Tulisan dari bapak Rovicky
disalin dari : rovicky.wordpress.com
Lepas dari persoalan interpretasi dan pemahaman istilah “dikuasi” dalam pasal 33 UUD 1945. Pengelolaan migas di Indonesia ini telah berkembang lebih dari seabad yang lalu. Siapa saja yang mengelola (mencari, menemukan dan memproduksi) dan bagaimana perubahannya di dongengkan Prof (emeritus) Koesoemadinata dibawah ini.
Diskusi awal di IAGI-net terpicu oleh pernyataan dari salah satu praktisi migas membuat Pak Koesoema untuk kembali mengorek sejarah.
Awal Penguasaan Migas.
UUD-45 itu kan disusun zaman Jepang oleh para cendekiawan yang pada waktu itu cenderung sosialistis (bukan komunis) dan nasionalist. Kecenderungan ini bukan saja di Indonesia tetapi juga di Europa, bahkan di Amerika Serikat (a.l penulis Hemingway, yang ikut berjuang di Sepanyol dengan para sosialis melawan fasisme). Pancasila sendiri juga bersifat sosialistis . Marhaenisme yang dianut bung Karno juga bersifat sosialistis yang anti kapitalisme dan anti komunisme.
Maka setelah Indonesia merdeka terutama setelah pada tahun 1958 kita kembali ke UUD-45, maka banyak perusahaan asing khususnya semua perusahaan Belanda (termasuk perkebunanan, bahkan pabrik roti dan toko2) dinasionalisasi apalagi dengan dalih Trikora dan terjadi exodus orang wna (WN Belanda).
Perusahaan Inggris (a.l. BPM Shell, walaupun sahamnya sebagaian saham Belanda) dan Amerika (Caltex, Stanvac) tidak ikut dinasionalisasi karena kepentingan politik untuk dukungan merebut Papua. Juga perusahaan tambang Timah di Bangka Belitung, emas di Cikotok dan bauksit di Kijang dan batubara di Sawahlunto dan Bukit Asam semua dinasionalisasi menjadi PN Timah, PN Aneka Tambang, PN Batubara. Jadi pada zaman itu sudah terjadi nasionalisasi sumber alam Indonesia sesuai dengan pasal 33 UUD-45. Juga pada akhir PD-II itu ada perusahaan gabungan BPM-pemerintah kolonial NIAM, juga dinasionalisasi menjadi PN Permindo yang kemudian jadi Pertamin. Jawa Barat Utara diambil alih dari BPM menjadi PN Permigan.
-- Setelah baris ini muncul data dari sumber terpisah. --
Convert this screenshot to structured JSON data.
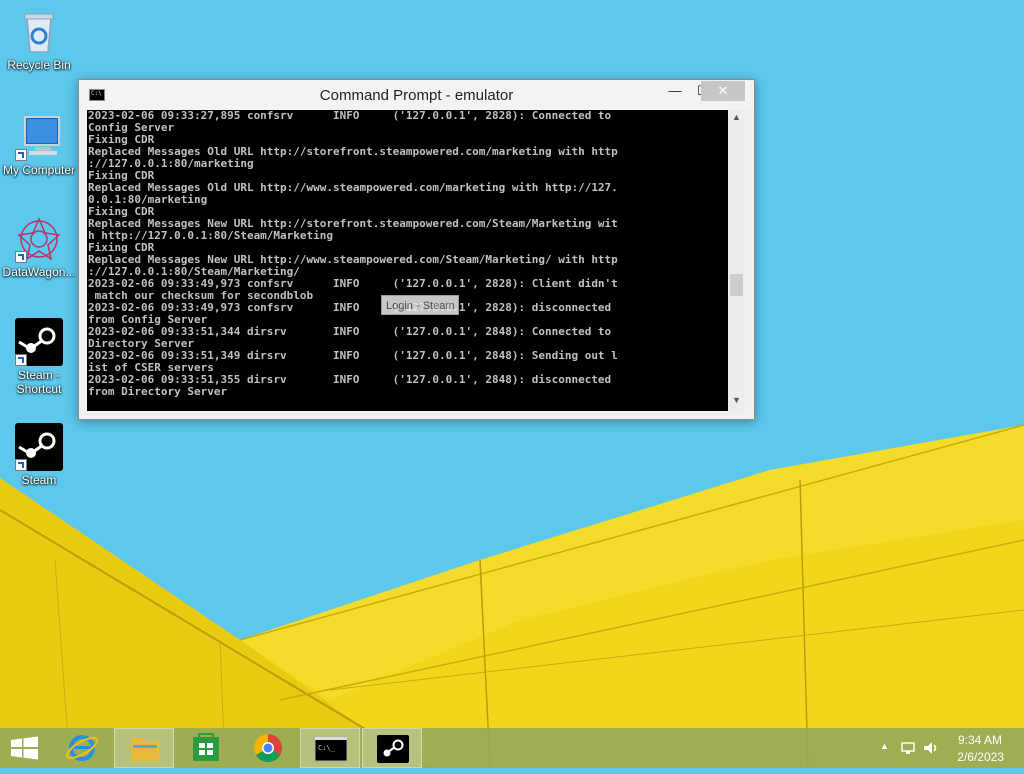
{
  "desktop": {
    "icons": [
      {
        "label": "Recycle Bin",
        "icon": "recycle-bin-icon"
      },
      {
        "label": "My Computer",
        "icon": "computer-icon"
      },
      {
        "label": "DataWagon...",
        "icon": "datawagon-icon"
      },
      {
        "label": "Steam - Shortcut",
        "icon": "steam-icon"
      },
      {
        "label": "Steam",
        "icon": "steam-icon"
      }
    ]
  },
  "window": {
    "title": "Command Prompt - emulator",
    "min_label": "—",
    "max_label": "☐",
    "close_label": "✕",
    "console_lines": [
      "2023-02-06 09:33:27,895 confsrv      INFO     ('127.0.0.1', 2828): Connected to",
      "Config Server",
      "Fixing CDR",
      "Replaced Messages Old URL http://storefront.steampowered.com/marketing with http",
      "://127.0.0.1:80/marketing",
      "Fixing CDR",
      "Replaced Messages Old URL http://www.steampowered.com/marketing with http://127.",
      "0.0.1:80/marketing",
      "Fixing CDR",
      "Replaced Messages New URL http://storefront.steampowered.com/Steam/Marketing wit",
      "h http://127.0.0.1:80/Steam/Marketing",
      "Fixing CDR",
      "Replaced Messages New URL http://www.steampowered.com/Steam/Marketing/ with http",
      "://127.0.0.1:80/Steam/Marketing/",
      "2023-02-06 09:33:49,973 confsrv      INFO     ('127.0.0.1', 2828): Client didn't",
      " match our checksum for secondblob",
      "2023-02-06 09:33:49,973 confsrv      INFO     ('127.0.0.1', 2828): disconnected",
      "from Config Server",
      "2023-02-06 09:33:51,344 dirsrv       INFO     ('127.0.0.1', 2848): Connected to",
      "Directory Server",
      "2023-02-06 09:33:51,349 dirsrv       INFO     ('127.0.0.1', 2848): Sending out l",
      "ist of CSER servers",
      "2023-02-06 09:33:51,355 dirsrv       INFO     ('127.0.0.1', 2848): disconnected",
      "from Directory Server"
    ],
    "tooltip": "Login - Steam"
  },
  "taskbar": {
    "items": [
      {
        "label": "Start",
        "icon": "windows-start-icon"
      },
      {
        "label": "Internet Explorer",
        "icon": "internet-explorer-icon"
      },
      {
        "label": "File Explorer",
        "icon": "file-explorer-icon"
      },
      {
        "label": "Store",
        "icon": "store-icon"
      },
      {
        "label": "Google Chrome",
        "icon": "chrome-icon"
      },
      {
        "label": "Command Prompt",
        "icon": "command-prompt-icon"
      },
      {
        "label": "Steam",
        "icon": "steam-icon"
      }
    ],
    "time": "9:34 AM",
    "date": "2/6/2023"
  }
}
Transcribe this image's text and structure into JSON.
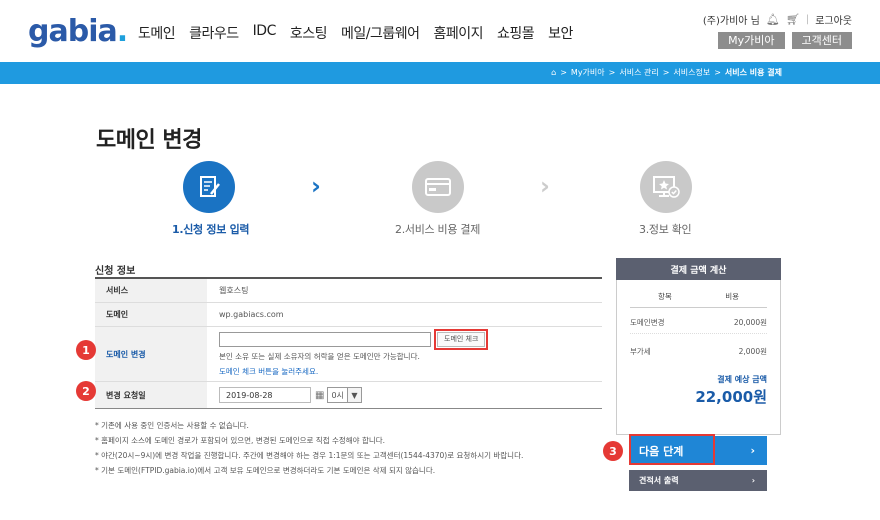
{
  "header": {
    "logo_text": "gabia",
    "logo_dot": ".",
    "nav": [
      "도메인",
      "클라우드",
      "IDC",
      "호스팅",
      "메일/그룹웨어",
      "홈페이지",
      "쇼핑몰",
      "보안"
    ],
    "user_name": "(주)가비아 님",
    "logout": "로그아웃",
    "my_gabia": "My가비아",
    "customer_center": "고객센터"
  },
  "breadcrumb": [
    "My가비아",
    "서비스 관리",
    "서비스정보",
    "서비스 비용 결제"
  ],
  "page_title": "도메인 변경",
  "steps": [
    {
      "label": "1.신청 정보 입력",
      "state": "active"
    },
    {
      "label": "2.서비스 비용 결제",
      "state": "inactive"
    },
    {
      "label": "3.정보 확인",
      "state": "inactive"
    }
  ],
  "form": {
    "section_title": "신청 정보",
    "service_label": "서비스",
    "service_value": "웹호스팅",
    "domain_label": "도메인",
    "domain_value": "wp.gabiacs.com",
    "change_label": "도메인 변경",
    "new_domain_value": "",
    "check_button": "도메인 체크",
    "hint": "본인 소유 또는 실제 소유자의 허락을 얻은 도메인만 가능합니다.",
    "hint_link": "도메인 체크 버튼을 눌러주세요.",
    "date_label": "변경 요청일",
    "date_value": "2019-08-28",
    "hour_value": "0시"
  },
  "notes": [
    "* 기존에 사용 중인 인증서는 사용할 수 없습니다.",
    "* 홈페이지 소스에 도메인 경로가 포함되어 있으면, 변경된 도메인으로 직접 수정해야 합니다.",
    "* 야간(20시~9시)에 변경 작업을 진행합니다. 주간에 변경해야 하는 경우 1:1문의 또는 고객센터(1544-4370)로 요청하시기 바랍니다.",
    "* 기본 도메인(FTPID.gabia.io)에서 고객 보유 도메인으로 변경하더라도 기본 도메인은 삭제 되지 않습니다."
  ],
  "side": {
    "title": "결제 금액 계산",
    "col_item": "항목",
    "col_cost": "비용",
    "rows": [
      {
        "item": "도메인변경",
        "cost": "20,000원"
      },
      {
        "item": "부가세",
        "cost": "2,000원"
      }
    ],
    "total_label": "결제 예상 금액",
    "total_value": "22,000원",
    "next_button": "다음 단계",
    "quote_button": "견적서 출력"
  },
  "badges": [
    "1",
    "2",
    "3"
  ],
  "colors": {
    "primary": "#1f9ae0",
    "active_step": "#1a73c3",
    "highlight": "#e53935"
  }
}
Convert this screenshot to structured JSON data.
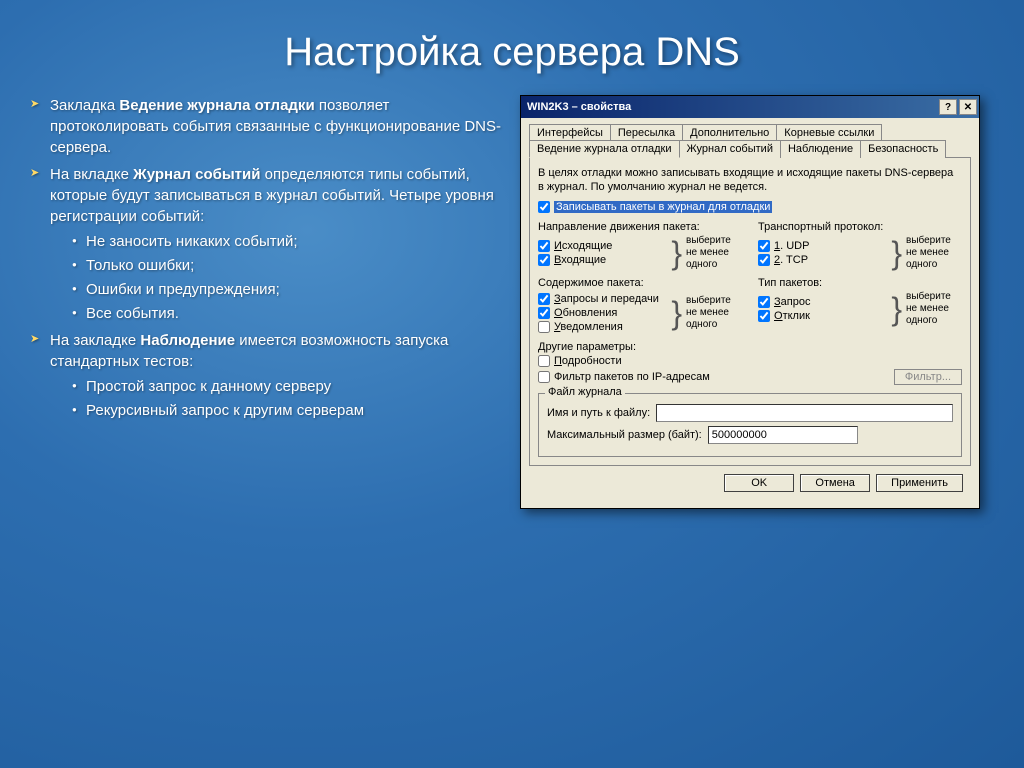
{
  "slide": {
    "title": "Настройка сервера DNS",
    "bullets": [
      {
        "prefix": "Закладка ",
        "bold": "Ведение журнала отладки",
        "suffix": " позволяет протоколировать события связанные с функционирование DNS-сервера."
      },
      {
        "prefix": "На вкладке ",
        "bold": "Журнал событий",
        "suffix": " определяются типы событий, которые будут записываться в журнал событий. Четыре уровня регистрации событий:",
        "sub": [
          "Не заносить никаких событий;",
          "Только ошибки;",
          "Ошибки и предупреждения;",
          "Все события."
        ]
      },
      {
        "prefix": "На закладке ",
        "bold": "Наблюдение",
        "suffix": " имеется возможность запуска стандартных тестов:",
        "sub": [
          "Простой запрос  к данному серверу",
          "Рекурсивный запрос к другим серверам"
        ]
      }
    ]
  },
  "dialog": {
    "title": "WIN2K3 – свойства",
    "tabs_row1": [
      "Интерфейсы",
      "Пересылка",
      "Дополнительно",
      "Корневые ссылки"
    ],
    "tabs_row2": [
      "Ведение журнала отладки",
      "Журнал событий",
      "Наблюдение",
      "Безопасность"
    ],
    "active_tab": "Ведение журнала отладки",
    "info": "В целях отладки можно записывать входящие и исходящие пакеты DNS-сервера в журнал. По умолчанию журнал не ведется.",
    "main_checkbox": "Записывать пакеты в журнал для отладки",
    "direction": {
      "label": "Направление движения пакета:",
      "items": [
        "Исходящие",
        "Входящие"
      ],
      "note": "выберите не менее одного"
    },
    "transport": {
      "label": "Транспортный протокол:",
      "items": [
        "1. UDP",
        "2. TCP"
      ],
      "note": "выберите не менее одного"
    },
    "content": {
      "label": "Содержимое пакета:",
      "items": [
        "Запросы и передачи",
        "Обновления",
        "Уведомления"
      ],
      "note": "выберите не менее одного"
    },
    "ptype": {
      "label": "Тип пакетов:",
      "items": [
        "Запрос",
        "Отклик"
      ],
      "note": "выберите не менее одного"
    },
    "other": {
      "label": "Другие параметры:",
      "details": "Подробности",
      "filter": "Фильтр пакетов по IP-адресам",
      "filter_btn": "Фильтр..."
    },
    "logfile": {
      "group": "Файл журнала",
      "path_label": "Имя и путь к файлу:",
      "path_value": "",
      "size_label": "Максимальный размер (байт):",
      "size_value": "500000000"
    },
    "buttons": {
      "ok": "OK",
      "cancel": "Отмена",
      "apply": "Применить"
    }
  }
}
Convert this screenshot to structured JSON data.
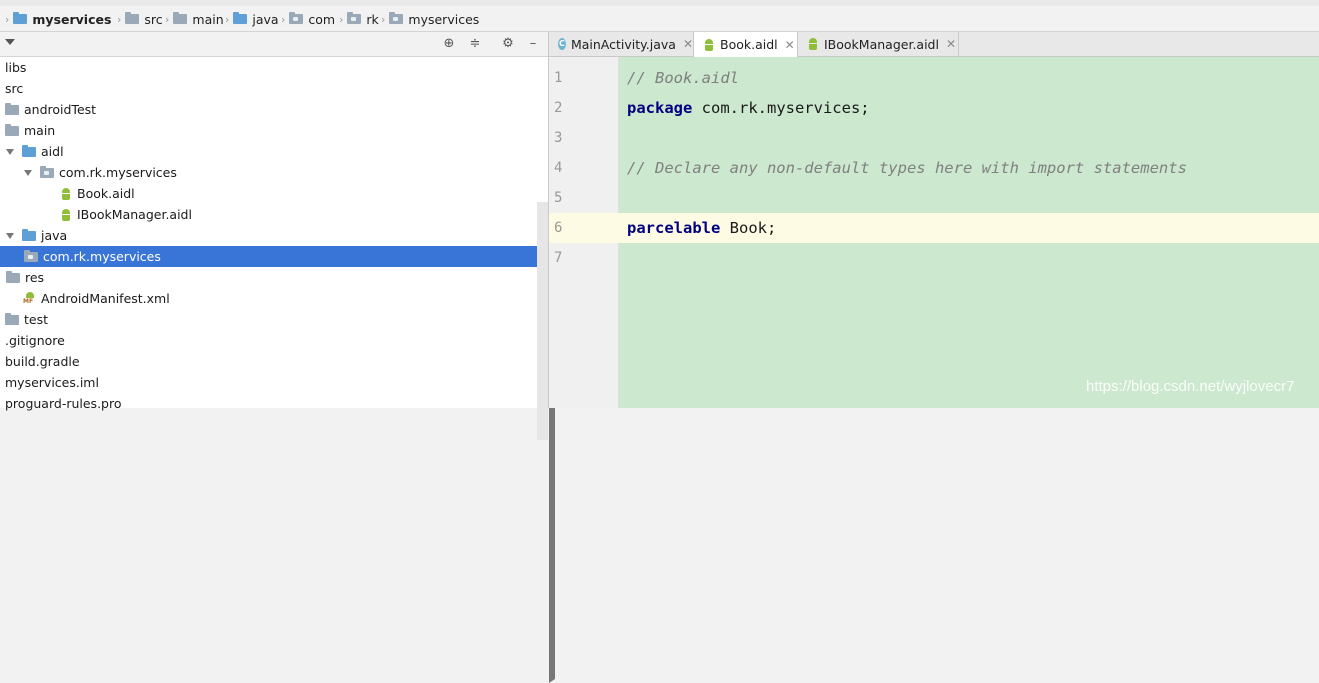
{
  "breadcrumb": {
    "items": [
      {
        "label": "myservices",
        "bold": true,
        "folder": "blue"
      },
      {
        "label": "src",
        "folder": "gray"
      },
      {
        "label": "main",
        "folder": "gray"
      },
      {
        "label": "java",
        "folder": "blue"
      },
      {
        "label": "com",
        "folder": "pkg"
      },
      {
        "label": "rk",
        "folder": "pkg"
      },
      {
        "label": "myservices",
        "folder": "pkg"
      }
    ]
  },
  "project_panel": {
    "tree": [
      {
        "label": "libs",
        "indent": 0,
        "twisty": "",
        "icon": ""
      },
      {
        "label": "src",
        "indent": 0,
        "twisty": "",
        "icon": ""
      },
      {
        "label": "androidTest",
        "indent": 0,
        "twisty": "",
        "icon": "folder-gray"
      },
      {
        "label": "main",
        "indent": 0,
        "twisty": "",
        "icon": "folder-gray"
      },
      {
        "label": "aidl",
        "indent": 0,
        "twisty": "down",
        "icon": "folder-blue"
      },
      {
        "label": "com.rk.myservices",
        "indent": 1,
        "twisty": "down",
        "icon": "folder-pkg"
      },
      {
        "label": "Book.aidl",
        "indent": 2,
        "twisty": "",
        "icon": "android"
      },
      {
        "label": "IBookManager.aidl",
        "indent": 2,
        "twisty": "",
        "icon": "android"
      },
      {
        "label": "java",
        "indent": 0,
        "twisty": "down",
        "icon": "folder-blue"
      },
      {
        "label": "com.rk.myservices",
        "indent": 1,
        "twisty": "right",
        "icon": "folder-pkg",
        "selected": true
      },
      {
        "label": "res",
        "indent": 0,
        "twisty": "right",
        "icon": "folder-gray"
      },
      {
        "label": "AndroidManifest.xml",
        "indent": 0,
        "twisty": "",
        "icon": "manifest"
      },
      {
        "label": "test",
        "indent": 0,
        "twisty": "",
        "icon": "folder-gray"
      },
      {
        "label": ".gitignore",
        "indent": 0,
        "twisty": "",
        "icon": ""
      },
      {
        "label": "build.gradle",
        "indent": 0,
        "twisty": "",
        "icon": ""
      },
      {
        "label": "myservices.iml",
        "indent": 0,
        "twisty": "",
        "icon": ""
      },
      {
        "label": "proguard-rules.pro",
        "indent": 0,
        "twisty": "",
        "icon": ""
      }
    ],
    "manifest_badge": "MF",
    "toolbar_icons": [
      "target-icon",
      "collapse-icon",
      "gear-icon",
      "minimize-icon"
    ],
    "toolbar_glyphs": {
      "target": "⊕",
      "collapse": "≑",
      "gear": "⚙",
      "minimize": "–"
    }
  },
  "editor": {
    "tabs": [
      {
        "label": "MainActivity.java",
        "icon": "class-icon",
        "glyph": "C",
        "active": false
      },
      {
        "label": "Book.aidl",
        "icon": "android-icon",
        "active": true
      },
      {
        "label": "IBookManager.aidl",
        "icon": "android-icon",
        "active": false
      }
    ],
    "close_glyph": "✕",
    "lines": [
      {
        "num": "1",
        "segments": [
          {
            "text": "// Book.aidl",
            "cls": "cmt"
          }
        ]
      },
      {
        "num": "2",
        "segments": [
          {
            "text": "package",
            "cls": "kw"
          },
          {
            "text": " com.rk.myservices;",
            "cls": ""
          }
        ]
      },
      {
        "num": "3",
        "segments": []
      },
      {
        "num": "4",
        "segments": [
          {
            "text": "// Declare any non-default types here with import statements",
            "cls": "cmt"
          }
        ]
      },
      {
        "num": "5",
        "segments": []
      },
      {
        "num": "6",
        "current": true,
        "segments": [
          {
            "text": "parcelable",
            "cls": "kw"
          },
          {
            "text": " Book;",
            "cls": ""
          }
        ]
      },
      {
        "num": "7",
        "segments": []
      }
    ]
  },
  "watermark": "https://blog.csdn.net/wyjlovecr7",
  "colors": {
    "selection": "#3875d7",
    "editor_bg": "#cce8cf",
    "current_line": "#fdfbe3"
  }
}
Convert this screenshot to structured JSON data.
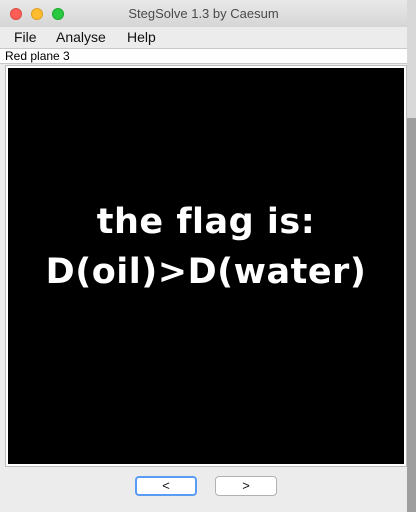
{
  "window": {
    "title": "StegSolve 1.3 by Caesum"
  },
  "menu": {
    "items": [
      "File",
      "Analyse",
      "Help"
    ]
  },
  "status": {
    "text": "Red plane 3"
  },
  "image": {
    "line1": "the flag is:",
    "line2": "D(oil)>D(water)"
  },
  "nav": {
    "prev_label": "<",
    "next_label": ">"
  },
  "colors": {
    "close": "#fd5f57",
    "minimize": "#febc2e",
    "maximize": "#28c840",
    "focus_ring": "#5a9bf5"
  }
}
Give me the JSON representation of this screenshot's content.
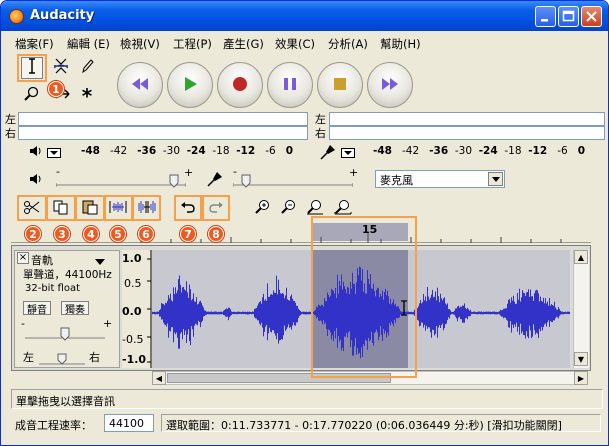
{
  "window": {
    "title": "Audacity"
  },
  "menu": [
    "檔案(F)",
    "編輯 (E)",
    "檢視(V)",
    "工程(P)",
    "產生(G)",
    "效果(C)",
    "分析(A)",
    "幫助(H)"
  ],
  "badges": [
    "1",
    "2",
    "3",
    "4",
    "5",
    "6",
    "7",
    "8"
  ],
  "meters": {
    "left": "左",
    "right": "右"
  },
  "scale": {
    "playback": [
      "-48",
      "-42",
      "-36",
      "-30",
      "-24",
      "-18",
      "-12",
      "-6",
      "0"
    ],
    "record": [
      "-48",
      "-42",
      "-36",
      "-30",
      "-24",
      "-18",
      "-12",
      "-6",
      "0"
    ]
  },
  "mixer": {
    "minus": "-",
    "plus": "+",
    "input_source": "麥克風"
  },
  "timeline": {
    "mark": "15"
  },
  "track": {
    "name": "音軌",
    "close": "×",
    "info": "單聲道，44100Hz",
    "format": "32-bit float",
    "mute": "靜音",
    "solo": "獨奏",
    "gain_minus": "-",
    "gain_plus": "+",
    "pan_left": "左",
    "pan_right": "右",
    "vaxis": [
      "1.0",
      "0.5",
      "0.0",
      "-0.5",
      "-1.0"
    ]
  },
  "status": {
    "message": "單擊拖曳以選擇音訊",
    "rate_label": "成音工程速率：",
    "rate_value": "44100",
    "selection": "選取範圍：0:11.733771 - 0:17.770220 (0:06.036449 分:秒)  [滑扣功能關閉]"
  },
  "colors": {
    "waveform": "#3232c8",
    "selection": "#8a8aa4",
    "highlight": "#f5a04a",
    "badge": "#f05a1e"
  }
}
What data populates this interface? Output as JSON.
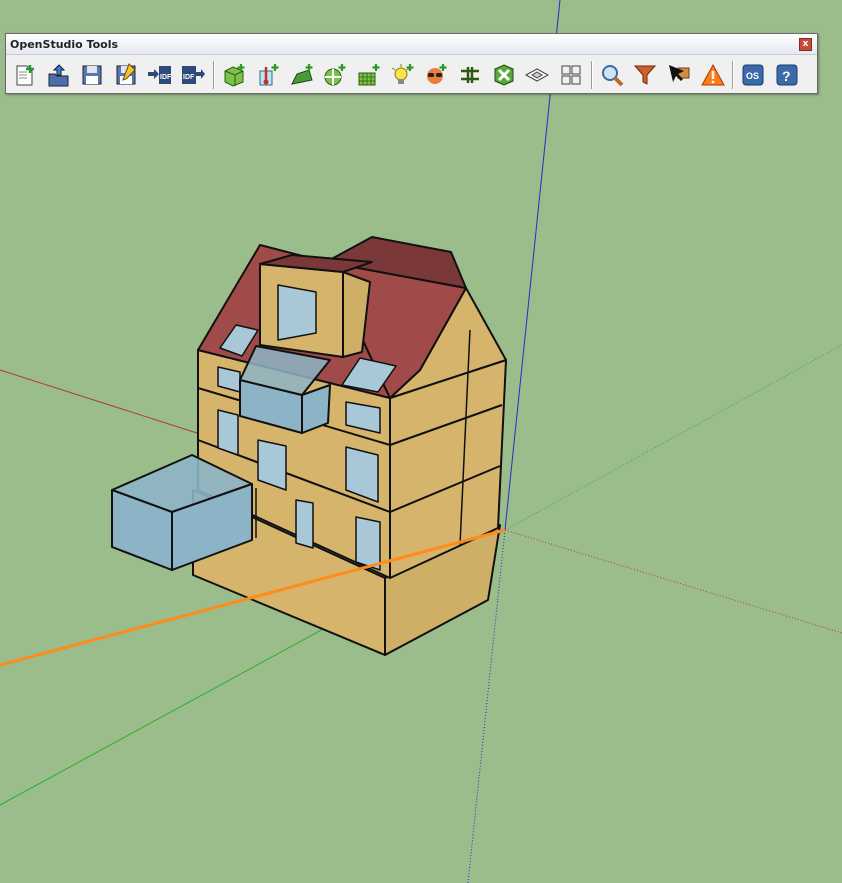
{
  "window": {
    "background": "#9bbd8c"
  },
  "toolbar": {
    "title": "OpenStudio Tools",
    "close_label": "x",
    "groups": [
      [
        "new-file-icon",
        "import-icon",
        "save-icon",
        "save-as-icon",
        "export-idf-icon",
        "import-idf-icon"
      ],
      [
        "new-space-icon",
        "new-thermal-zone-icon",
        "new-shading-icon",
        "new-interior-partition-icon",
        "new-daylighting-control-icon",
        "new-illuminance-map-icon",
        "new-luminaire-icon",
        "new-glare-sensor-icon",
        "surface-matching-icon",
        "project-loose-geometry-icon",
        "space-diagram-icon"
      ],
      [
        "inspector-icon",
        "render-filter-icon",
        "select-tool-icon",
        "warning-icon"
      ],
      [
        "openstudio-app-icon",
        "help-icon"
      ]
    ]
  },
  "scene": {
    "colors": {
      "wall": "#d6b46c",
      "wall_side": "#c9a760",
      "roof": "#a04a4a",
      "roof_dark": "#7a3838",
      "glass": "#a8c8d8",
      "box": "#8db4c6",
      "axis_red": "#b33a3a",
      "axis_green": "#2cae2c",
      "axis_blue": "#2a2acc",
      "selection": "#ff8c1a"
    }
  }
}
:-( “Wah Pakdhe, ada kepentingan politik juga ya sejak awal kemerdekaan?”
:-D “Thole dalam setiap pemerintahan selalu saja ada kecenderungan berkelompok dengan negara-negara lain yang memiliki paham yang sama untuk bergabung ‘saling menguntngkan’. Jadi saat itu ‘dipilih’ untuk merebut Papua”
Production Sharing Contract. (awal PSC)
Nah, waktu itu Ibnu Sutowo / tentara mengusai daerah minyak Sumatra Utara, yang tidak sempat diambil kembali oleh BPM/Shell dan membentuk PN Permina. Disini sebetulnya kelihaian dia, dia sadar bahwa untuk explorasi dan produksi itu memerlukan SDM, modal dan teknologi yang jelas Indonesia tidak mempunyai (ahli teknik dan ahli geologi Indonesia saja yang ada pada waktu itu bisa dihitung dengan jari, termasuk saya). Pada tahun 60-an dia menemukan konsep yang didukung seorang jenderal dari Canada yang mempunyai perusahaan minyakbumi independent Asamera, yaitu production sharing contract.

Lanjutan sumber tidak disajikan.